FPGA Central - World's 1st FPGA / CPLD Portal

FPGA Central

World's 1st FPGA Portal

 

Go Back   FPGA Groups > NewsGroup > FPGA

FPGA comp.arch.fpga newsgroup (usenet)

Reply
 
LinkBack Thread Tools Display Modes
  #1 (permalink)  
Old 01-15-2004, 08:38 PM
Brannon King
Guest
 
Posts: n/a
Default DMA w/ Xilinx PCIX core: speed results and question

Params:
Xilinx's PCIX core for PCI64/PCIX at 66MHz
2v4000-4 running the controller core with 40 Fifos (10 targets, 2 channels,
r/w) and a busmaster wrapper
Tyan 2721 MB w/Xeon 2.6GHz w/ 4GB RAM
Win2k Server sp4
No scatter/gather support in driver
Exact same software and hardware for both reads and writes
Bus commands 1110 and 1111

Results:
Max host write speed: 70MB/s
Max host read speed: 230MB/s
Development time: six months w/ two engineers for both driver and core
wrapper


The timer does not include the memory allocations. Any ideas why the write
speed is so much slower? Would it be the latency parameters in the core? An
OS issue?


Reply With Quote
  #2 (permalink)  
Old 01-15-2004, 09:58 PM
Eric Crabill
Guest
 
Posts: n/a
Default Re: DMA w/ Xilinx PCIX core: speed results and question


Hi,

> Results:
> Max host write speed: 70MB/s
> Max host read speed: 230MB/s
>
> The timer does not include the memory allocations.
> Any ideas why the write speed is so much slower?
> Would it be the latency parameters in the core? An
> OS issue?


When you say "write speed" do you refer to your device
becoming bus master and doing memory writes to the
system RAM behind the host bridge? Likewise, by the
term "read speed" do you refer to your device becoming
bus master and doing memory reads of the system RAM
behind the host bridge?

I just want to make sure I didn't mis-interpret your
question before I try to answer it. Or did I get it
backwards?

Eric
Reply With Quote
  #3 (permalink)  
Old 01-15-2004, 10:01 PM
Brannon King
Guest
 
Posts: n/a
Default Re: DMA w/ Xilinx PCIX core: speed results and question

To clarify one issue, host write refers to DMA busmaster read (the busmaster
is on my device and is actually reading the data in from the host.)

"Brannon King" <[email protected]> wrote in message
news:[email protected]
> Params:
> Xilinx's PCIX core for PCI64/PCIX at 66MHz
> 2v4000-4 running the controller core with 40 Fifos (10 targets, 2

channels,
> r/w) and a busmaster wrapper
> Tyan 2721 MB w/Xeon 2.6GHz w/ 4GB RAM
> Win2k Server sp4
> No scatter/gather support in driver
> Exact same software and hardware for both reads and writes
> Bus commands 1110 and 1111
>
> Results:
> Max host write speed: 70MB/s
> Max host read speed: 230MB/s
> Development time: six months w/ two engineers for both driver and core
> wrapper
>
>
> The timer does not include the memory allocations.

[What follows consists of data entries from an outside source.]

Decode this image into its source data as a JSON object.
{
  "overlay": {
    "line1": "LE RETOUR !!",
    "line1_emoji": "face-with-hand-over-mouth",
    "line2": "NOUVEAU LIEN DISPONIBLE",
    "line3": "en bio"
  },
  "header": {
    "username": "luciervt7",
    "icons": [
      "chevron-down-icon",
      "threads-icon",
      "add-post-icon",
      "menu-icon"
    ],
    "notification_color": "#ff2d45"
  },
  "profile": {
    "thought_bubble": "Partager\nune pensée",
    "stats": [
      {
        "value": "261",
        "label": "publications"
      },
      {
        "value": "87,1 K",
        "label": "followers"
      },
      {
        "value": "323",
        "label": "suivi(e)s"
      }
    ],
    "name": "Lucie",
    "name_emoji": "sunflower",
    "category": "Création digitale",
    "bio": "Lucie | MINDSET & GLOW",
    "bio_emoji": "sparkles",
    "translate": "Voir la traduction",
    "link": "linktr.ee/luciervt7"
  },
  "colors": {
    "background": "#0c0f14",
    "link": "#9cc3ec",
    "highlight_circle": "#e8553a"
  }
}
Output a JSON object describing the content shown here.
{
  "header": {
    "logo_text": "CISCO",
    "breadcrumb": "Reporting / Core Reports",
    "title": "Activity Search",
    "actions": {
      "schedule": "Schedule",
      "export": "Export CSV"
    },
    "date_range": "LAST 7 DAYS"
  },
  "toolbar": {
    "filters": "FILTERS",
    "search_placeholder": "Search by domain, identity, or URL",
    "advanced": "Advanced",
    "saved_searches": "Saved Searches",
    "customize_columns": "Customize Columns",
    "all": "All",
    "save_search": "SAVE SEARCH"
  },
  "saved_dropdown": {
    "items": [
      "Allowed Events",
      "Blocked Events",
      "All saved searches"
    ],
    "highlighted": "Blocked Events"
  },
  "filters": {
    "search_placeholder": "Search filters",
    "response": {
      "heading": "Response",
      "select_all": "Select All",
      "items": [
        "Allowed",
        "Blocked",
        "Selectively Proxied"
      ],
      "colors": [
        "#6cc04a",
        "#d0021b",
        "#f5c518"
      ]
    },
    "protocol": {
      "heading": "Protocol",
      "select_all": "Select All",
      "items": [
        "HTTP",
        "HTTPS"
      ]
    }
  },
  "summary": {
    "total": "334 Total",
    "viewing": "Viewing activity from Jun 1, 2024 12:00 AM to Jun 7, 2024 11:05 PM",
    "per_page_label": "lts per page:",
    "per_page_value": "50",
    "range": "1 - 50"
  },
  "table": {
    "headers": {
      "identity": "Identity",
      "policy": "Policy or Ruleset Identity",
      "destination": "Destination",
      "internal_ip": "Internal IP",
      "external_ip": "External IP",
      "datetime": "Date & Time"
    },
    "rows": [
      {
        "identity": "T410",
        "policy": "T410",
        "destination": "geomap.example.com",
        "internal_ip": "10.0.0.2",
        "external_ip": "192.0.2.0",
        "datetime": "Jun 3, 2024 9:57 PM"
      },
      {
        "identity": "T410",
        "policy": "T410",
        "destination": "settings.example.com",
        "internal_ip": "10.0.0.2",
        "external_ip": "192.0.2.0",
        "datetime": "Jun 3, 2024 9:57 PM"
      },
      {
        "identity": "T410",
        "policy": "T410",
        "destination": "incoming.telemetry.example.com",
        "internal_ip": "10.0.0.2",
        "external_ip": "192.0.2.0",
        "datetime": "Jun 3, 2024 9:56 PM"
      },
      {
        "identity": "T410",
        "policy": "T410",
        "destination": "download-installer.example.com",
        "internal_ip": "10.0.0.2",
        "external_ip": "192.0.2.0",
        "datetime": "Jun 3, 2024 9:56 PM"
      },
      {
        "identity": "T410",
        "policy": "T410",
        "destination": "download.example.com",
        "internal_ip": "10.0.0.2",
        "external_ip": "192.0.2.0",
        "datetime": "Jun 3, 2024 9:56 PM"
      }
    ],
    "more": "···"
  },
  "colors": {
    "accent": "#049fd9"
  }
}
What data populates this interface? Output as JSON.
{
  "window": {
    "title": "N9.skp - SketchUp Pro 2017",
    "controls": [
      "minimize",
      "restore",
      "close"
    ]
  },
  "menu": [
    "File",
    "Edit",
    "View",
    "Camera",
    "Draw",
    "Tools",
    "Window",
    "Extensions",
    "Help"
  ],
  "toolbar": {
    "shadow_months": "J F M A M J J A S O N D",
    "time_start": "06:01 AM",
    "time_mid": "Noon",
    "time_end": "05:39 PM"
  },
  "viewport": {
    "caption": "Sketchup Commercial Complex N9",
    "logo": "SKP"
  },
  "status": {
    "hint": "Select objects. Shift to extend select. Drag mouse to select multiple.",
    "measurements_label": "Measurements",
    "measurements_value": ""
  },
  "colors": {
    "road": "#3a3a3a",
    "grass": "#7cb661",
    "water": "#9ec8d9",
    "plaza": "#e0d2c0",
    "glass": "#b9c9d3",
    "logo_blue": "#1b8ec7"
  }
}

Any ideas why the write
> speed is so much slower? Would it be the latency parameters in the core?

An
> OS issue?
>
>



Reply With Quote
  #4 (permalink)  
Old 01-15-2004, 10:11 PM
Mark Schellhorn
Guest
 
Posts: n/a
Default Re: DMA w/ Xilinx PCIX core: speed results and question

Is the bus operating in PCI or PCIX mode? If it's in PCI mode then you are
seeing the disadvantage of not being able to post read requests. Your device is
getting told to retry while the chipset fetches the read data.

If it's in PCIX mode then you should make sure that your DMA engine is issuing
as many posted read requests as possible of as large a size as possible.

Mark


Brannon King wrote:
> To clarify one issue, host write refers to DMA busmaster read (the busmaster
> is on my device and is actually reading the data in from the host.)
>
> "Brannon King" <[email protected]> wrote in message
> news:[email protected]
>
>>Params:
>>Xilinx's PCIX core for PCI64/PCIX at 66MHz
>>2v4000-4 running the controller core with 40 Fifos (10 targets, 2

>
> channels,
>
>>r/w) and a busmaster wrapper
>>Tyan 2721 MB w/Xeon 2.6GHz w/ 4GB RAM
>>Win2k Server sp4
>>No scatter/gather support in driver
>>Exact same software and hardware for both reads and writes
>>Bus commands 1110 and 1111
>>
>>Results:
>>Max host write speed: 70MB/s
>>Max host read speed: 230MB/s
>>Development time: six months w/ two engineers for both driver and core
>>wrapper
>>
>>
>>The timer does not include the memory allocations. Any ideas why the write
>>speed is so much slower? Would it be the latency parameters in the core?

>
> An
>
>>OS issue?
>>
>>

>
>
>


Reply With Quote
  #5 (permalink)  
Old 01-15-2004, 10:56 PM
Eric Crabill
Guest
 
Posts: n/a
Default Re: DMA w/ Xilinx PCIX core: speed results and question


Hello,

Brannon King wrote:

> "Host write" refers to busmaster read.
> Max host write speed: 70MB/s
> Max host read speed: 230MB/s


I think Mark described it well in his post. If
this is PCI mode, it isn't entirely surprising.
If this is in PCI-X mode, and you are using split
transactions (supporting multiple outstanding is
best) then you may need to do some hunting.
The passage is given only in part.